Via Molly White, thieves made off with data from LastPass containing the encrypted passwords from 25 million users. They still have to crack the vaults to get at the data, which takes a long time, but Brian Krebs worries they have already succeeded in cracking a few of them:
In November 2022, the password manager service LastPass disclosed a breach in which hackers stole password vaults containing both encrypted and plaintext data for more than 25 million users. Since then, a steady trickle of six-figure cryptocurrency heists targeting security-conscious people throughout the tech industry has led some security experts to conclude that crooks likely have succeeded at cracking open some of the stolen LastPass vaults.

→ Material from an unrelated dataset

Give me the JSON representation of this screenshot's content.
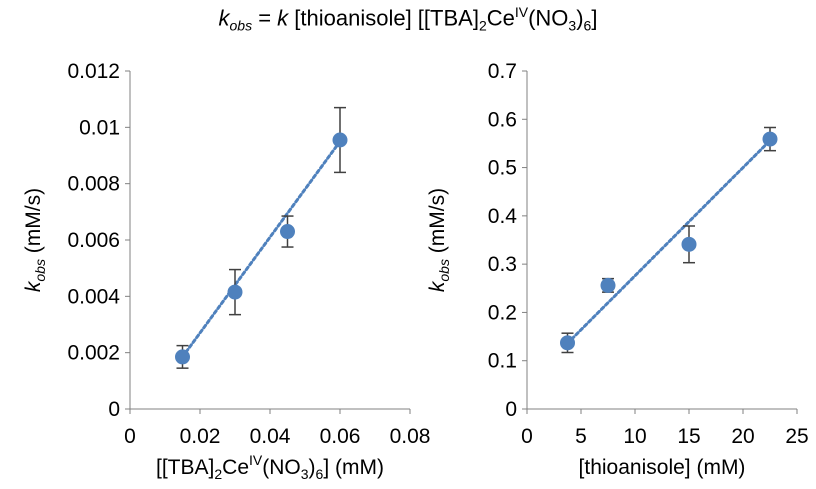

Armed with your secret seed phrase, anyone can instantly access all of the cryptocurrency holdings tied to that cryptographic key, and move the funds to anywhere they like.
Which is why the best practice for many cybersecurity enthusiasts has long been to store their seed phrases either in some type of encrypted container — such as a password manager — or else inside an offline, special-purpose hardware encryption device, such as a Trezor or Ledger wallet.
[Security researcher Nick] Bax said the only obvious commonality between the victims who agreed to be interviewed was that they had stored the seed phrases for their cryptocurrency wallets in LastPass.
If you use LastPass, MetaMask's lead project manager Taylor Monahan urges you to update your credentials now:
According to MetaMask’s Monahan, users who stored any important passwords with LastPass — particularly those related to cryptocurrency accounts — should change those credentials immediately, and migrate any crypto holdings to new offline hardware wallets.
“Really the ONLY thing you need to read is this,” Monahan pleaded to her 70,000 followers on Twitter/X: “PLEASE DON’T KEEP ALL YOUR ASSETS IN A SINGLE KEY OR SECRET PHRASE FOR YEARS. THE END. Split up your assets. Get a hw [hardware] wallet. Migrate. Now.”
If you also had passwords tied to banking or retirement accounts, or even just important email accounts — now would be a good time to change those credentials as well.
Another idea: don't hold your assets in crypto, which, unlike real banking, has no protection against theft and few ways to recover stolen funds.